Il Portogallo Campione d’Europa
Con un bellissimo gol ottenuto da Eder nel secondo tempo supplementare il Portogallo supera la favoritissima Francia e conquista l’alloro continentale. In pochi ci credevano, perché la vittoria dei portoghesi ha il profumo del mezzo miracolo. Non solo la Francia, padrona di casa, poteva contare su uno stadio stracolmo di sostenitori (in ragione di 6 a 1), ma anche sul favore dei pronostici, viste le precedenti, più che incoraggianti prestazioni.
Ma, si sa, il calcio è affascinante proprio perché imprevedibile, irraggiungibile, sfuggente nei suoi esiti quando si crede di poterlo imbrigliare in un pronostico determinato. E così è stato.
Forse il solo davvero convinto, al di là della pretattica, che la squadra avrebbe potuto farcela era il trainer dei rossoverdi, Fernando Santos, il quale aveva avvertito che la sua squadra non era soltanto Cristiano Ronaldo.
Quasi che il Fato avesse voluto prenderlo in parola, il match ha immediatamente imboccato il binario della contro prova. Non erano passati che una decina di minuti e una brutta entrata del francese Payet, nervoso e al di sotto delle solite prestazioni, atterrava proprio CR7. Un colpo violento, a metà fra il consapevole e il non voluto, fra ginocchio e coscia. Il campione stramazzava al suolo, tentava di rialzarsi, veniva bendato ma era costretto a lasciare fra le lacrime.
Se sui volti dei tifosi francesi si nascondeva un sorrisetto di compiacimento, su quello dei portoghesi scendeva lo spettro della paura.
Come fronteggiare i padroni di casa, lanciati a mille, senza l’apporto del loro campione più grande?
E qui, da questo momento, accadeva qualcosa di incredibile: un misterioso fluido di compatta solidarietà, silenzioso e segreto, prendeva ad alimentare i giocatori portoghesi.
Come d’incanto, una squadra che fino a quel momento del torneo aveva in pratica rinunciato ad essere tale, quasi schiavizzata a giocare solo in funzione del suo campionissimo, si trasformava in una squadra autentica, affiatata, legata, unita.
Paradossalmente l’uscita dal campo di Cristiano Ronaldo consentiva al resto dei suoi compagni di essere se stessi pienamente, nella totalità delle loro autentiche potenzialità.
Come sollevati dall’ossessione di dover giocare e finalizzare sempre e solo per lui, Nani e compagni si sono trasformati, meglio, liberati dalla presenza ingombrante ed esigente del loro capitano.
Un capitano, comunque, degno di tal nome, che piange a dirotto quando è si vede costretto ad abbandonare il campo e di propria mano passa la fascia allo scudiero più fido.
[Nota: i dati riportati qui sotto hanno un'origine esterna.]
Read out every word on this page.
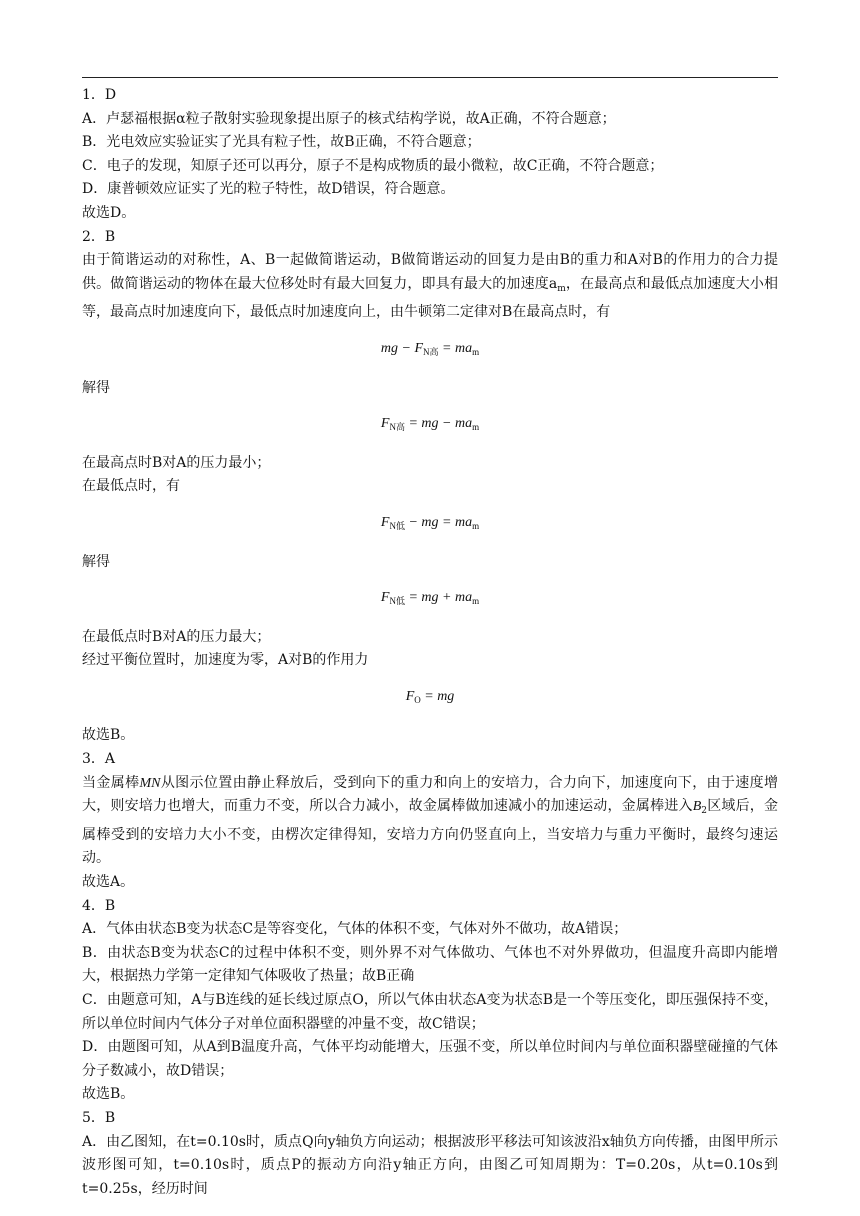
1．D

A．卢瑟福根据α粒子散射实验现象提出原子的核式结构学说，故A正确，不符合题意；

B．光电效应实验证实了光具有粒子性，故B正确，不符合题意；

C．电子的发现，知原子还可以再分，原子不是构成物质的最小微粒，故C正确，不符合题意；

D．康普顿效应证实了光的粒子特性，故D错误，符合题意。

故选D。

2．B

由于简谐运动的对称性，A、B一起做简谐运动，B做简谐运动的回复力是由B的重力和A对B的作用力的合力提供。做简谐运动的物体在最大位移处时有最大回复力，即具有最大的加速度$a_m$，在最高点和最低点加速度大小相等，最高点时加速度向下，最低点时加速度向上，由牛顿第二定律对B在最高点时，有

mg − $F_{N高} = ma_m$

解得

$F_{N高}$ = mg − $ma_m$

在最高点时B对A的压力最小；

在最低点时，有

$F_{N低}$ − mg = $ma_m$

解得

$F_{N低}$ = mg + $ma_m$

在最低点时B对A的压力最大；

经过平衡位置时，加速度为零，A对B的作用力

$F_O$ = mg

故选B。

3．A

当金属棒MN从图示位置由静止释放后，受到向下的重力和向上的安培力，合力向下，加速度向下，由于速度增大，则安培力也增大，而重力不变，所以合力减小，故金属棒做加速减小的加速运动，金属棒进入$B_2$区域后，金属棒受到的安培力大小不变，由楞次定律得知，安培力方向仍竖直向上，当安培力与重力平衡时，最终匀速运动。

故选A。

4．B

A．气体由状态B变为状态C是等容变化，气体的体积不变，气体对外不做功，故A错误；

B．由状态B变为状态C的过程中体积不变，则外界不对气体做功、气体也不对外界做功，但温度升高即内能增大，根据热力学第一定律知气体吸收了热量；故B正确

C．由题意可知，A与B连线的延长线过原点O，所以气体由状态A变为状态B是一个等压变化，即压强保持不变，所以单位时间内气体分子对单位面积器壁的冲量不变，故C错误；

D．由题图可知，从A到B温度升高，气体平均动能增大，压强不变，所以单位时间内与单位面积器壁碰撞的气体分子数减小，故D错误；

故选B。

5．B

A．由乙图知，在t=0.10s时，质点Q向y轴负方向运动；根据波形平移法可知该波沿x轴负方向传播，由图甲所示波形图可知，t=0.10s时，质点P的振动方向沿y轴正方向，由图乙可知周期为：T=0.20s，从t=0.10s到t=0.25s，经历时间
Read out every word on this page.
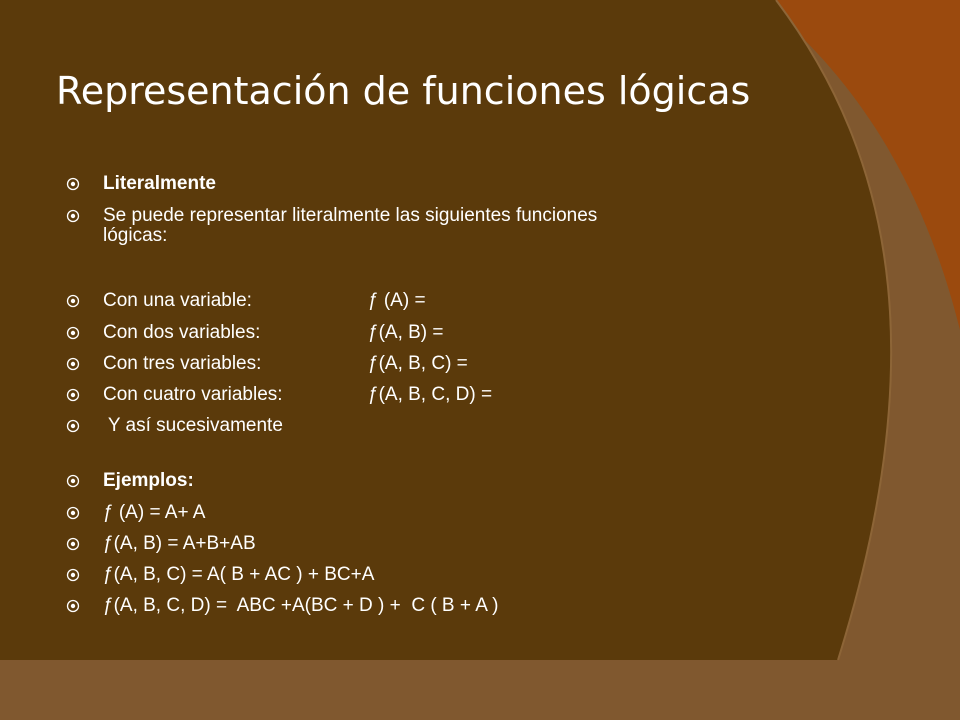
Representación de funciones lógicas
Literalmente
Se puede representar literalmente las siguientes funciones
lógicas:
Con una variable:	ƒ (A) =
Con dos variables:	ƒ(A, B) =
Con tres variables:	ƒ(A, B, C) =
Con cuatro variables:	ƒ(A, B, C, D) =
Y así sucesivamente
Ejemplos:
ƒ (A) = A+ A
ƒ(A, B) = A+B+AB
ƒ(A, B, C) = A( B + AC ) + BC+A
ƒ(A, B, C, D) =  ABC +A(BC + D ) +  C ( B + A )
Un capitano che sul finire di partita a bordo campo, saltellando su una sola gamba, affianca l’allenatore nel dispensare consigli e che al fischio finale, stremato come se avesse disputato l’intero incontro, si getta a terra piangendo.
Una vittoria meritata, dunque, in un match a tratti noioso (vedi il primo tempo) a tratti scontato, che si è sviluppato più per guizzi improvvisi che per continuità di gioco autentico.
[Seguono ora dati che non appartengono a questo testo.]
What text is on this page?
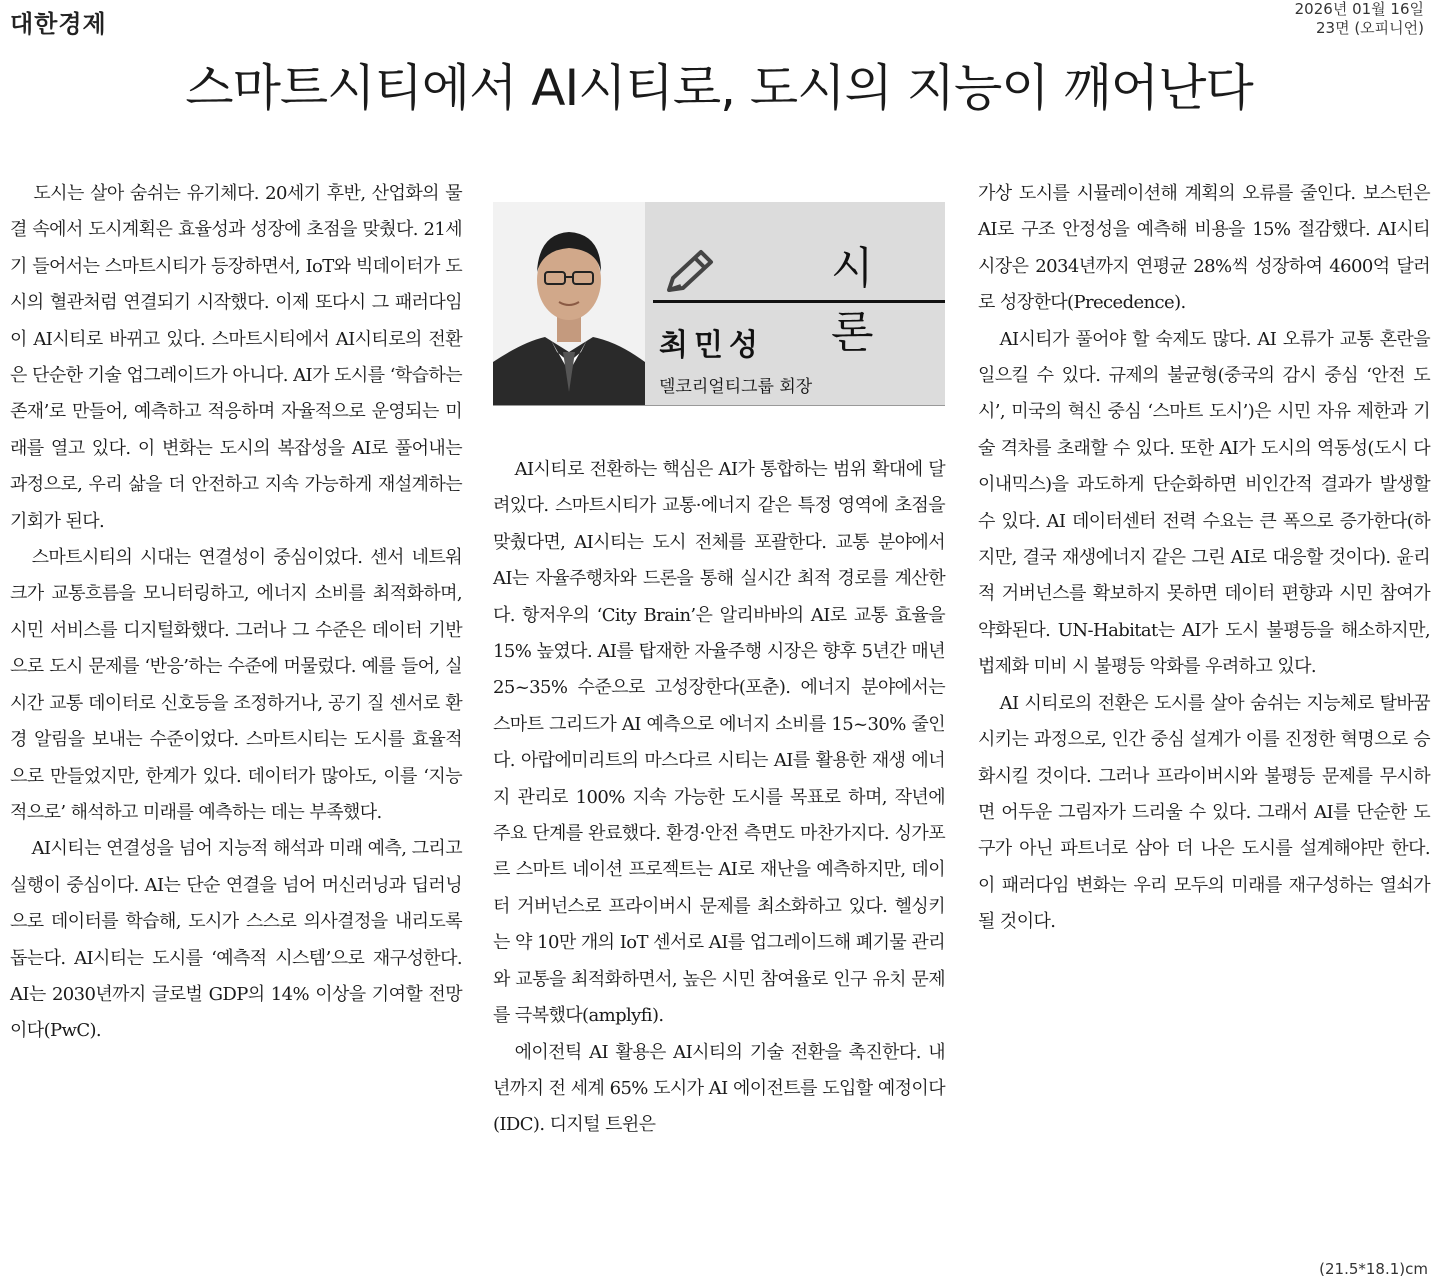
대한경제
2026년 01월 16일
23면 (오피니언)
스마트시티에서 AI시티로, 도시의 지능이 깨어난다

도시는 살아 숨쉬는 유기체다. 20세기 후반, 산업화의 물결 속에서 도시계획은 효율성과 성장에 초점을 맞췄다. 21세기 들어서는 스마트시티가 등장하면서, IoT와 빅데이터가 도시의 혈관처럼 연결되기 시작했다. 이제 또다시 그 패러다임이 AI시티로 바뀌고 있다. 스마트시티에서 AI시티로의 전환은 단순한 기술 업그레이드가 아니다. AI가 도시를 ‘학습하는 존재’로 만들어, 예측하고 적응하며 자율적으로 운영되는 미래를 열고 있다. 이 변화는 도시의 복잡성을 AI로 풀어내는 과정으로, 우리 삶을 더 안전하고 지속 가능하게 재설계하는 기회가 된다.

스마트시티의 시대는 연결성이 중심이었다. 센서 네트워크가 교통흐름을 모니터링하고, 에너지 소비를 최적화하며, 시민 서비스를 디지털화했다. 그러나 그 수준은 데이터 기반으로 도시 문제를 ‘반응’하는 수준에 머물렀다. 예를 들어, 실시간 교통 데이터로 신호등을 조정하거나, 공기 질 센서로 환경 알림을 보내는 수준이었다. 스마트시티는 도시를 효율적으로 만들었지만, 한계가 있다. 데이터가 많아도, 이를 ‘지능적으로’ 해석하고 미래를 예측하는 데는 부족했다.

AI시티는 연결성을 넘어 지능적 해석과 미래 예측, 그리고 실행이 중심이다. AI는 단순 연결을 넘어 머신러닝과 딥러닝으로 데이터를 학습해, 도시가 스스로 의사결정을 내리도록 돕는다. AI시티는 도시를 ‘예측적 시스템’으로 재구성한다. AI는 2030년까지 글로벌 GDP의 14% 이상을 기여할 전망이다(PwC).

시 론
최민성
델코리얼티그룹 회장

AI시티로 전환하는 핵심은 AI가 통합하는 범위 확대에 달려있다. 스마트시티가 교통·에너지 같은 특정 영역에 초점을 맞췄다면, AI시티는 도시 전체를 포괄한다. 교통 분야에서 AI는 자율주행차와 드론을 통해 실시간 최적 경로를 계산한다. 항저우의 ‘City Brain’은 알리바바의 AI로 교통 효율을 15% 높였다. AI를 탑재한 자율주행 시장은 향후 5년간 매년 25~35% 수준으로 고성장한다(포춘). 에너지 분야에서는 스마트 그리드가 AI 예측으로 에너지 소비를 15~30% 줄인다. 아랍에미리트의 마스다르 시티는 AI를 활용한 재생 에너지 관리로 100% 지속 가능한 도시를 목표로 하며, 작년에 주요 단계를 완료했다. 환경·안전 측면도 마찬가지다. 싱가포르 스마트 네이션 프로젝트는 AI로 재난을 예측하지만, 데이터 거버넌스로 프라이버시 문제를 최소화하고 있다. 헬싱키는 약 10만 개의 IoT 센서로 AI를 업그레이드해 폐기물 관리와 교통을 최적화하면서, 높은 시민 참여율로 인구 유치 문제를 극복했다(amplyfi).

에이전틱 AI 활용은 AI시티의 기술 전환을 촉진한다. 내년까지 전 세계 65% 도시가 AI 에이전트를 도입할 예정이다(IDC). 디지털 트윈은

가상 도시를 시뮬레이션해 계획의 오류를 줄인다. 보스턴은 AI로 구조 안정성을 예측해 비용을 15% 절감했다. AI시티 시장은 2034년까지 연평균 28%씩 성장하여 4600억 달러로 성장한다(Precedence).

AI시티가 풀어야 할 숙제도 많다. AI 오류가 교통 혼란을 일으킬 수 있다. 규제의 불균형(중국의 감시 중심 ‘안전 도시’, 미국의 혁신 중심 ‘스마트 도시’)은 시민 자유 제한과 기술 격차를 초래할 수 있다. 또한 AI가 도시의 역동성(도시 다이내믹스)을 과도하게 단순화하면 비인간적 결과가 발생할 수 있다. AI 데이터센터 전력 수요는 큰 폭으로 증가한다(하지만, 결국 재생에너지 같은 그린 AI로 대응할 것이다). 윤리적 거버넌스를 확보하지 못하면 데이터 편향과 시민 참여가 약화된다. UN-Habitat는 AI가 도시 불평등을 해소하지만, 법제화 미비 시 불평등 악화를 우려하고 있다.

AI 시티로의 전환은 도시를 살아 숨쉬는 지능체로 탈바꿈시키는 과정으로, 인간 중심 설계가 이를 진정한 혁명으로 승화시킬 것이다. 그러나 프라이버시와 불평등 문제를 무시하면 어두운 그림자가 드리울 수 있다. 그래서 AI를 단순한 도구가 아닌 파트너로 삼아 더 나은 도시를 설계해야만 한다. 이 패러다임 변화는 우리 모두의 미래를 재구성하는 열쇠가 될 것이다.

(21.5*18.1)cm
Uno specchio, questa finale, di un Campionato d’Europa dai toni dimessi, senza squilli o segnato almeno da una partita che valga la pena trasmettere agli atti della storia calcistica.
La Francia, da parte sua, non potrà che leccarsi le ferite. Farsi sfuggire un’occasione così ghiotta di portare a tre i titolo continentali del suo palmares è, per lo meno, un autentico peccato.
La delusione brucia.
A fine match il volto del ct Deschamps, pallido e tirato, era l’immagine del flop.
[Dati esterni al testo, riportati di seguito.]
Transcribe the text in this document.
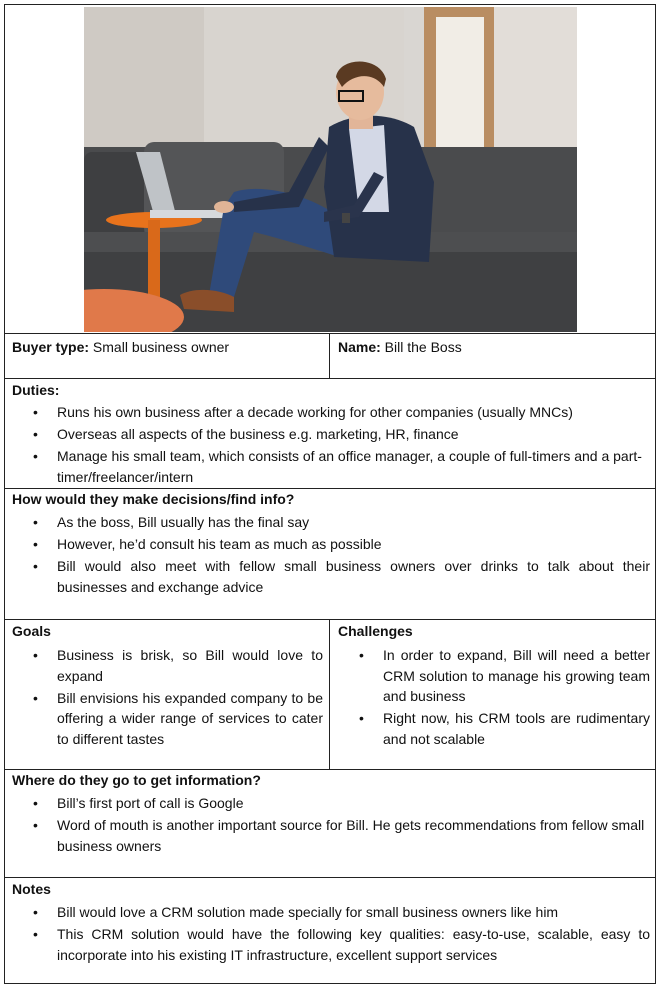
Buyer type: Small business owner	Name: Bill the Boss
Duties:
• Runs his own business after a decade working for other companies (usually MNCs)
• Overseas all aspects of the business e.g. marketing, HR, finance
• Manage his small team, which consists of an office manager, a couple of full-timers and a part-timer/freelancer/intern
How would they make decisions/find info?
• As the boss, Bill usually has the final say
• However, he’d consult his team as much as possible
• Bill would also meet with fellow small business owners over drinks to talk about their businesses and exchange advice
Goals
• Business is brisk, so Bill would love to expand
• Bill envisions his expanded company to be offering a wider range of services to cater to different tastes
Challenges
• In order to expand, Bill will need a better CRM solution to manage his growing team and business
• Right now, his CRM tools are rudimentary and not scalable
Where do they go to get information?
• Bill’s first port of call is Google
• Word of mouth is another important source for Bill. He gets recommendations from fellow small business owners
Notes
• Bill would love a CRM solution made specially for small business owners like him
• This CRM solution would have the following key qualities: easy-to-use, scalable, easy to incorporate into his existing IT infrastructure, excellent support services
In mezzo al campo i giocatori francesi si abbandonavano anch’essi a un immediato, silente, esame di coscienza. Quando, specie all’inizio e sull’onda emotiva dell’abbandono di Cristiano Ronaldo, avevano in pugno la partita poco hanno fatto per metterla su un binario a loro favorevole.
Dopo, quando i portoghesi, hanno riacquistato il senso di ciò che stava accadendo, si sono lasciati irretire dal loro gioco sereno e tecnicamente valido, senza più essere in grado di infastidirli seriamente.
Un Europeo, dunque, che ha chiuso i battenti sotto l’egida di quello che è stato il marchio che lo ha contraddistinto, ovvero il segno della sorpresa.
Quella di veder cadere i Campioni del mondo della Germania e quelli d’Europa della Spagna, di vedere squadre mai considerate come il Galles e l’Islanda fare molto bene, e, da ultimo, i favoriti francesi deporre le armi al cospetto del cuore pulsante dei portoghesi.